GOD IN LATIN AMERICA November 5, 2012

I recently lamented the coverage of religious matters at scholarly conferences, the point being that academics tended to ignore faith-based dimensions even when they seem so essential to the story being told. I was specifically describing the proceedings of the recent conference of the Urban History Association, but I certainly don’t mean to pick on that group, or indeed on historians in general.

An even more telling example was apparent at this year’s meeting of the Latin American Studies Association (LASA), a distinguished body that brings together scholars from across the Americas. This year’s event, held in San Francisco, organized a thousand panels on many aspects of Latin American history, culture and social science. Even here though, the religious element was shockingly meager, particularly given the enormous diversity of conditions across the continent.

Out of that thousand panels, the Religion and Spirituality section was allocated just fifteen, roughly 1.5 percent of all papers. And that miserly total is meant to include papers on the whole history of Latin America, as well as the complex contemporary reality.

I stress that the religion panels were well organized and uniformly interesting, with a strong representation of distinguished scholars. Yet the topics covered represented only a tiny sampling of the contemporary religious picture. Well-represented themes included Catholic liberation theology, and the crises and conflicts of the 1970s and 1980s. Several panels focused on the recent rise of Pentecostals/evangelicals, with a powerful emphasis on their political dimension, and the degree of civic participation. Other major themes included vernacular practices, with a special interest in African-derived and syncretistic borrowings.

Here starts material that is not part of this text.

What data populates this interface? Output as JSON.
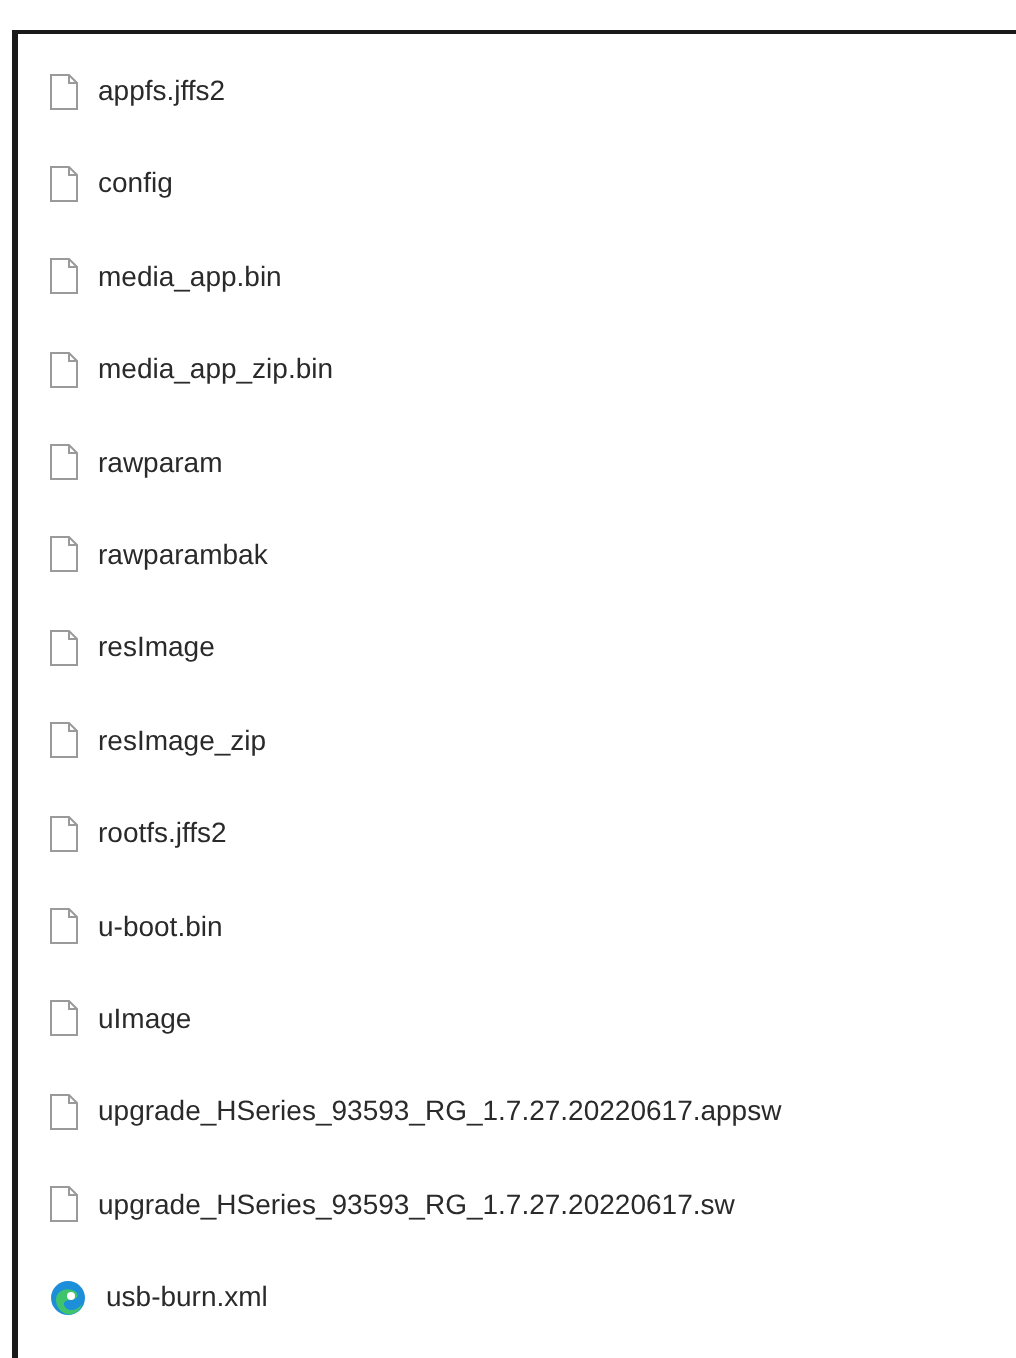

Beyond question, all these subjects deserve and demand academic study – but so do plenty of others that were notable by their absence. Most egregious was the neglect of ordinary religious life, the everyday practice of those tens of millions of conventional people who believe and worship, without necessarily having the slightest interest in the political world. If all you knew about Latin American religion stemmed from a conference like this, you would never guess the power of that ordinary faith. Nor would you guess that the continent is increasingly the primary bastion of the Roman Catholic Church, surpassing Europe.

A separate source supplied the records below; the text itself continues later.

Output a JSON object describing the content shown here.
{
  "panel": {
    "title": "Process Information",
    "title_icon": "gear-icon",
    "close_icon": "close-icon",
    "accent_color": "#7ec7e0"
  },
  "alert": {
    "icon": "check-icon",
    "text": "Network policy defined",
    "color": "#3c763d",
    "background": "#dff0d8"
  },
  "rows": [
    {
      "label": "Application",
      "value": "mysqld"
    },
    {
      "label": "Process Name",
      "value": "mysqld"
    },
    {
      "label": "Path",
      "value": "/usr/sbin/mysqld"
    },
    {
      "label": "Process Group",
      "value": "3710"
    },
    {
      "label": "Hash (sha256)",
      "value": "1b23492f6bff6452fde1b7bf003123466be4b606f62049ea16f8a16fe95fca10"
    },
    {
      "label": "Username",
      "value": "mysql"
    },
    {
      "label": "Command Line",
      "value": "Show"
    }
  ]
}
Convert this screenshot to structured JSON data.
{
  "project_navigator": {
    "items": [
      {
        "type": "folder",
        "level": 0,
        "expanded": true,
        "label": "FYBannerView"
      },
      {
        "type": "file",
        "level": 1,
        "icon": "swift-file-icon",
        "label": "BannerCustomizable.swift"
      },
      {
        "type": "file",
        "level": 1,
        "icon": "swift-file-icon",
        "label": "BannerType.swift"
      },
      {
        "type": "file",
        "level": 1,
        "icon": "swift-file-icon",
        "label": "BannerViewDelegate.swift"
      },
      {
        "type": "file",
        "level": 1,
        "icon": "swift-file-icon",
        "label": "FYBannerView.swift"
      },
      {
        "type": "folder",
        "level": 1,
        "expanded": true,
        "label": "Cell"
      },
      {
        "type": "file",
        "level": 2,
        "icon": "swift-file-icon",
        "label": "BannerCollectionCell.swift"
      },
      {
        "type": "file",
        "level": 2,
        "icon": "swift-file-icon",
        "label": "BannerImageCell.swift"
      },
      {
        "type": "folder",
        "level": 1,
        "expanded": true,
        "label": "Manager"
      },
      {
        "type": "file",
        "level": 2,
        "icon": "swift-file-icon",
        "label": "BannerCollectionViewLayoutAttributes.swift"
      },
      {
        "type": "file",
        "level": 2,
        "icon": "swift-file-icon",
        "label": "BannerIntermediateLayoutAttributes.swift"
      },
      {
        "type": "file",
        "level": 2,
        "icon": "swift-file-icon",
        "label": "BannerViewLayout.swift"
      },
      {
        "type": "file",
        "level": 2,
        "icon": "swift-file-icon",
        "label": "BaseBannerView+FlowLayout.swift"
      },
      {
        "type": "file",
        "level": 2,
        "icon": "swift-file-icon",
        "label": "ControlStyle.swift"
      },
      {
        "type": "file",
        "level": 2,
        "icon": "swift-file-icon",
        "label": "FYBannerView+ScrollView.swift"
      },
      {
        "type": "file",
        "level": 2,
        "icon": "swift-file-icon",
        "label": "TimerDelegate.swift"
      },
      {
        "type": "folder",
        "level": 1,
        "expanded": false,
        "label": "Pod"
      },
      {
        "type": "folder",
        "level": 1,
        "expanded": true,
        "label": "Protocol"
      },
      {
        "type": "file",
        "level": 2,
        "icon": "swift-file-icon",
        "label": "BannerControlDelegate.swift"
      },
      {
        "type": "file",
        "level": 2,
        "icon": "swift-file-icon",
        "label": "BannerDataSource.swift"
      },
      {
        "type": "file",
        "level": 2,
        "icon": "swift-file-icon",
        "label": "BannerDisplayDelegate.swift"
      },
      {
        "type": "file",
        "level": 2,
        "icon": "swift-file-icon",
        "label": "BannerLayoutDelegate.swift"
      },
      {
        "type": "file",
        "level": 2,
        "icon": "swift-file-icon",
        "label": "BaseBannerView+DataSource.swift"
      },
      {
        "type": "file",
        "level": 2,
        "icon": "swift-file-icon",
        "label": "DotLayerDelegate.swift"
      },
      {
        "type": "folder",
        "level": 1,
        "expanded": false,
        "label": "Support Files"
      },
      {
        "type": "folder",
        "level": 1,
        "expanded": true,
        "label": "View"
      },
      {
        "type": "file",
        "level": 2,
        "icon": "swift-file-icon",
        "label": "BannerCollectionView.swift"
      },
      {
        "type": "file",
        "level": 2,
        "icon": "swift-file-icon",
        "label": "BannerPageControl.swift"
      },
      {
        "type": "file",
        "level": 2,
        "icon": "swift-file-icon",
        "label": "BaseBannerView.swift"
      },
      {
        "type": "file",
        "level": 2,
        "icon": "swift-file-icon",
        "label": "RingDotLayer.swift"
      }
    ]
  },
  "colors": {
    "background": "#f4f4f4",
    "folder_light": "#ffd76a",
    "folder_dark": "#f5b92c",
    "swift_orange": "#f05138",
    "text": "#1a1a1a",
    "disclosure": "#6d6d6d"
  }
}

Partly, the slant reflects a geographical bias, in that LASA’s membership represents some nations much better than others, so that Mexican religious conditions are well studied, while Brazil’s are not. We therefore heard little of the country that is at once an economic and political power-house, and the cutting edge of the Pentecostal religious revolution

The scanty treatment of faith reflects the standard academic refusal to see religion as a critical topic in its own right. For many professors, religion matters, but only when it is an identifiable factor in other social and political areas that genuinely are seen as important. That explains why we know so much about Latin American religion during the radical years of liberation theology and the revolutionary movements in Central America – and why that long-gone era still represents such a focus for research and advocacy.

Once separated from the “real” world of political activism, then, modern-day religion is chiefly of interest in its novel and marginal manifestations.

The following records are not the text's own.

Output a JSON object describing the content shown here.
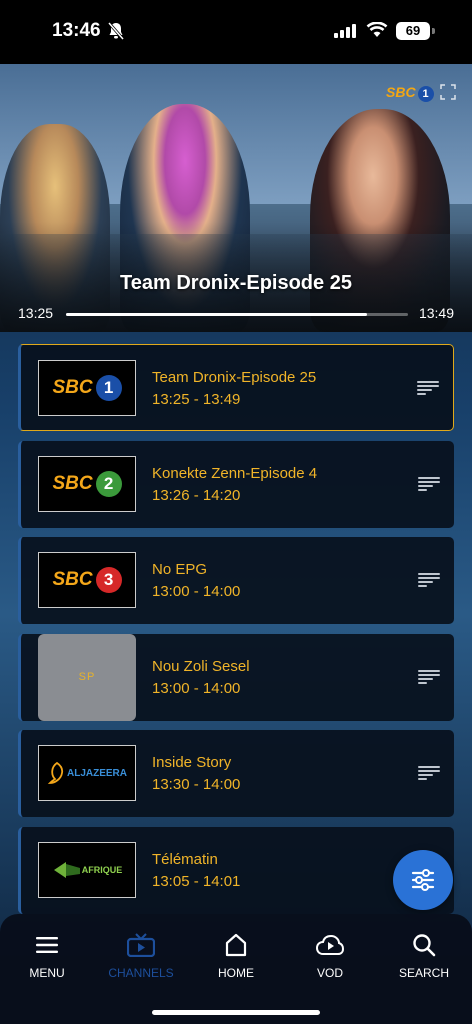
{
  "status_bar": {
    "time": "13:46",
    "battery": "69",
    "icons": [
      "bell-off-icon",
      "signal-icon",
      "wifi-icon",
      "battery-icon"
    ]
  },
  "player": {
    "title": "Team Dronix-Episode 25",
    "start_time": "13:25",
    "end_time": "13:49",
    "progress": 0.88,
    "watermark": {
      "brand": "SBC",
      "number": "1"
    }
  },
  "channels": [
    {
      "logo_type": "sbc",
      "logo_brand": "SBC",
      "logo_number": "1",
      "logo_color": "#1a4fa8",
      "title": "Team Dronix-Episode 25",
      "time": "13:25 - 13:49",
      "active": true
    },
    {
      "logo_type": "sbc",
      "logo_brand": "SBC",
      "logo_number": "2",
      "logo_color": "#3b9a3b",
      "title": "Konekte Zenn-Episode 4",
      "time": "13:26 - 14:20",
      "active": false
    },
    {
      "logo_type": "sbc",
      "logo_brand": "SBC",
      "logo_number": "3",
      "logo_color": "#d62828",
      "title": "No EPG",
      "time": "13:00 - 14:00",
      "active": false
    },
    {
      "logo_type": "placeholder",
      "logo_text": "SP",
      "title": "Nou Zoli Sesel",
      "time": "13:00 - 14:00",
      "active": false
    },
    {
      "logo_type": "aljazeera",
      "logo_text": "ALJAZEERA",
      "title": "Inside Story",
      "time": "13:30 - 14:00",
      "active": false
    },
    {
      "logo_type": "afrique",
      "logo_text": "AFRIQUE",
      "title": "Télématin",
      "time": "13:05 - 14:01",
      "active": false
    }
  ],
  "nav": {
    "items": [
      {
        "label": "MENU",
        "icon": "hamburger-icon"
      },
      {
        "label": "CHANNELS",
        "icon": "tv-icon",
        "active": true
      },
      {
        "label": "HOME",
        "icon": "home-icon"
      },
      {
        "label": "VOD",
        "icon": "play-cloud-icon"
      },
      {
        "label": "SEARCH",
        "icon": "search-icon"
      }
    ]
  },
  "colors": {
    "accent": "#f0b429",
    "active_border": "#e0a91a",
    "fab": "#2a72d6",
    "nav_active": "#1d4f9c"
  }
}
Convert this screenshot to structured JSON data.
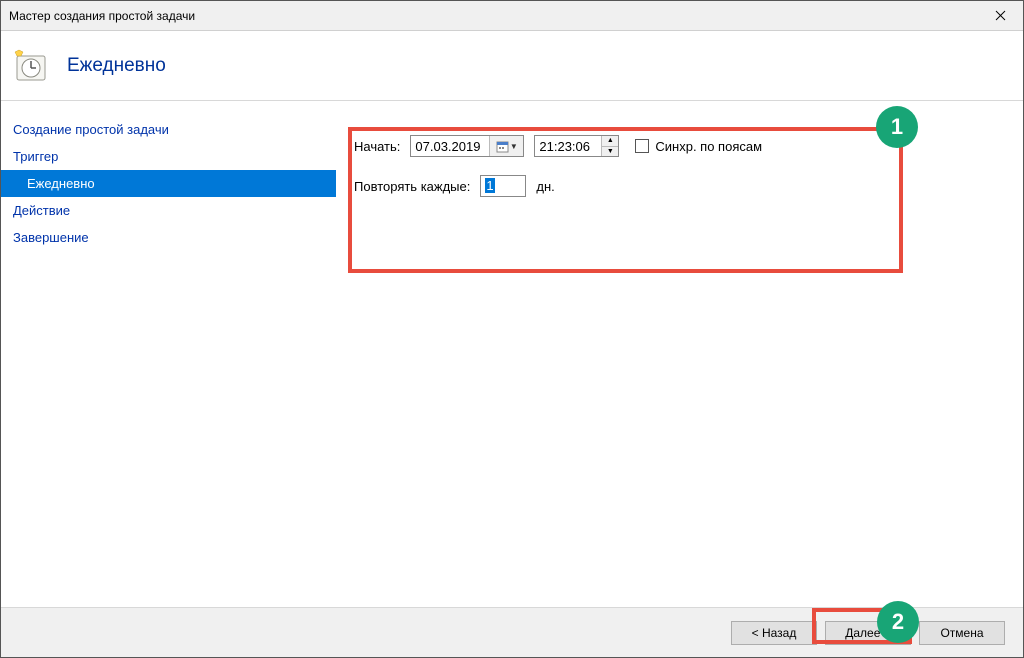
{
  "title": "Мастер создания простой задачи",
  "header": "Ежедневно",
  "sidebar": {
    "items": [
      {
        "label": "Создание простой задачи"
      },
      {
        "label": "Триггер"
      },
      {
        "label": "Ежедневно"
      },
      {
        "label": "Действие"
      },
      {
        "label": "Завершение"
      }
    ]
  },
  "form": {
    "start_label": "Начать:",
    "date_value": "07.03.2019",
    "time_value": "21:23:06",
    "sync_label": "Синхр. по поясам",
    "repeat_label": "Повторять каждые:",
    "repeat_value": "1",
    "repeat_unit": "дн."
  },
  "footer": {
    "back": "< Назад",
    "next": "Далее >",
    "cancel": "Отмена"
  },
  "annotations": {
    "badge1": "1",
    "badge2": "2"
  }
}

Arguably, religion in Latin America should properly be among the most important topics of scholarly research, and not just for specialists in the region. If in fact, sharply falling fertility rates correspond with rapid secularization, then the continent may well be on the verge of a historic transformation that would in a few decades reduce the churches’ influence to levels that we would more commonly associate with Europe. Given our standard assumptions about Latino religiosity, that is an amazing prospect, with huge political implications. But we can only hope to understand such changes when scholars give religious matters the position they deserve.